On Friday, April 5, UBS Securities, LLC sponsored a conference call to share perspectives on nuclear decommissioning funding issues. Nuclear Regulatory Commission (NRC) staff members responsible for power reactor decommissioning funding participated in the call and started things off by explaining their mission of protecting public health and safety and how NRC decommissioning funding rules satisfy that mission.

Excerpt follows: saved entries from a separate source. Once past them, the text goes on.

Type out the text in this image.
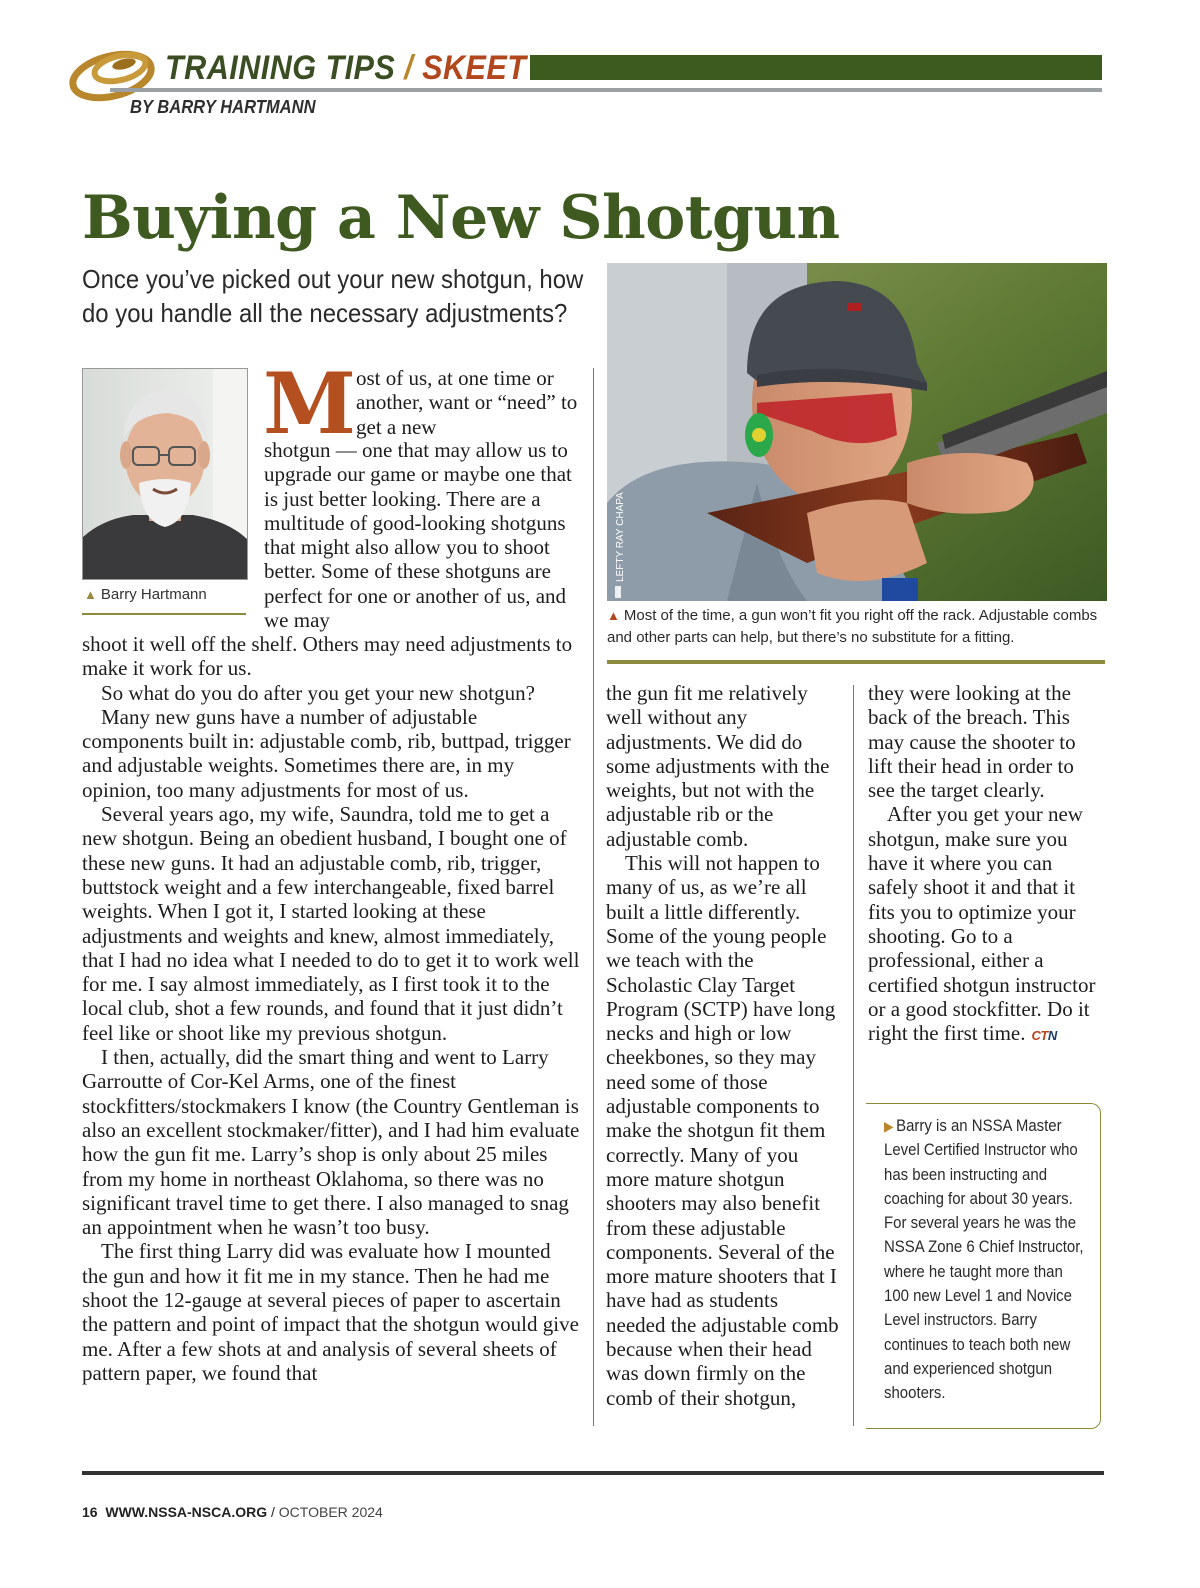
TRAINING TIPS / SKEET
BY BARRY HARTMANN
Buying a New Shotgun
Once you’ve picked out your new shotgun, how do you handle all the necessary adjustments?
▲ Barry Hartmann
M ost of us, at one time or another, want or “need” to get a new
shotgun — one that may allow us to upgrade our game or maybe one that is just better looking. There are a multitude of good-looking shotguns that might also allow you to shoot better. Some of these shotguns are perfect for one or another of us, and we may

shoot it well off the shelf. Others may need adjustments to make it work for us.

So what do you do after you get your new shotgun?

Many new guns have a number of adjustable components built in: adjustable comb, rib, buttpad, trigger and adjustable weights. Sometimes there are, in my opinion, too many adjustments for most of us.

Several years ago, my wife, Saundra, told me to get a new shotgun. Being an obedient husband, I bought one of these new guns. It had an adjustable comb, rib, trigger, buttstock weight and a few interchangeable, fixed barrel weights. When I got it, I started looking at these adjustments and weights and knew, almost immediately, that I had no idea what I needed to do to get it to work well for me. I say almost immediately, as I first took it to the local club, shot a few rounds, and found that it just didn’t feel like or shoot like my previous shotgun.

I then, actually, did the smart thing and went to Larry Garroutte of Cor-Kel Arms, one of the finest stockfitters/stockmakers I know (the Country Gentleman is also an excellent stockmaker/fitter), and I had him evaluate how the gun fit me. Larry’s shop is only about 25 miles from my home in northeast Oklahoma, so there was no significant travel time to get there. I also managed to snag an appointment when he wasn’t too busy.

The first thing Larry did was evaluate how I mounted the gun and how it fit me in my stance. Then he had me shoot the 12-gauge at several pieces of paper to ascertain the pattern and point of impact that the shotgun would give me. After a few shots at and analysis of several sheets of pattern paper, we found that

LEFTY RAY CHAPA
▲ Most of the time, a gun won’t fit you right off the rack. Adjustable combs and other parts can help, but there’s no substitute for a fitting.

the gun fit me relatively well without any adjustments. We did do some adjustments with the weights, but not with the adjustable rib or the adjustable comb.

This will not happen to many of us, as we’re all built a little differently. Some of the young people we teach with the Scholastic Clay Target Program (SCTP) have long necks and high or low cheekbones, so they may need some of those adjustable components to make the shotgun fit them correctly. Many of you more mature shotgun shooters may also benefit from these adjustable components. Several of the more mature shooters that I have had as students needed the adjustable comb because when their head was down firmly on the comb of their shotgun,

they were looking at the back of the breach. This may cause the shooter to lift their head in order to see the target clearly.

After you get your new shotgun, make sure you have it where you can safely shoot it and that it fits you to optimize your shooting. Go to a professional, either a certified shotgun instructor or a good stockfitter. Do it right the first time. CTN

▶ Barry is an NSSA Master Level Certified Instructor who has been instructing and coaching for about 30 years. For several years he was the NSSA Zone 6 Chief Instructor, where he taught more than 100 new Level 1 and Novice Level instructors. Barry continues to teach both new and experienced shotgun shooters.
16 WWW.NSSA-NSCA.ORG / OCTOBER 2024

The first topic of discussion was the minimum funding requirement methodology. The NRC stressed that the minimum formula amount is not a cost estimate, nor is it expected to cover the entire costs of decommissioning, since the NRC only oversees radiological costs. The NRC did note that they are considering whether the minimum funding amount formula should be revised. The staff hopes to provide any recommendations to the Commission later this year. The NRC emphasized that the minimum formula amount will increase in the future due to increases in the adjustment factors, regardless of what the agency does with the question concerning adjustments to the formula. The NRC also addressed the use of parent company guarantees, an issue that has garnered much attention in recent history. According to the staff, the parent guarantee option was intended to be a band-aid until the total funding returns in the trust fund. However, they acknowledged there was no actual time limit on its use, so long as applicable financial tests continue to be met. And, in response to a question regarding whether a parent guarantee could substitute for cash presently in a fund and allow a withdrawal of cash from the fund, the NRC indicated that this was not permitted – only the minimum withdrawals allowed by regulation for decommissioning costs are permitted from the fund.
The second topic of discussion was the nuclear decommissioning trust fund impacts from early retirements. The NRC observed that previous large power reactor early shutdowns have all been in regulated environments and have been funded, but noted that ongoing experience with merchant plant shutdowns is being evaluated on a case-by-case basis. Related to the impact of pending license renewal applications, the staff indicated that the NRC only looks at the current period of the license. Thus, only when the licensee obtains an extension will the NRC consider an extended funding period. The NRC noted that when a license extension is pending within the 5-year period prior to scheduled shutdown, it may be an opportune time to consider a parent company guarantee.
Lastly, the NRC was asked about accounting for the ongoing costs during SAFSTOR. The NRC noted that those costs would need to be covered in the site-specific studies to be submitted, and would include property taxes, monitoring, and security. The staff also observed that licensees are ultimately responsible for assuring that they have the funds available when needed to decommission, and that the NRC only reviews whether licensee plans are in conformance with NRC requirements for meeting the minimum funding amounts, until such time as site-specific studies are required.
Overall, the NRC focused its portion of the investment-based conference call on its own regulatory mission of determining for each licensee that there is reasonable assurance that necessary decommissioning funds will be available at the time of decommissioning.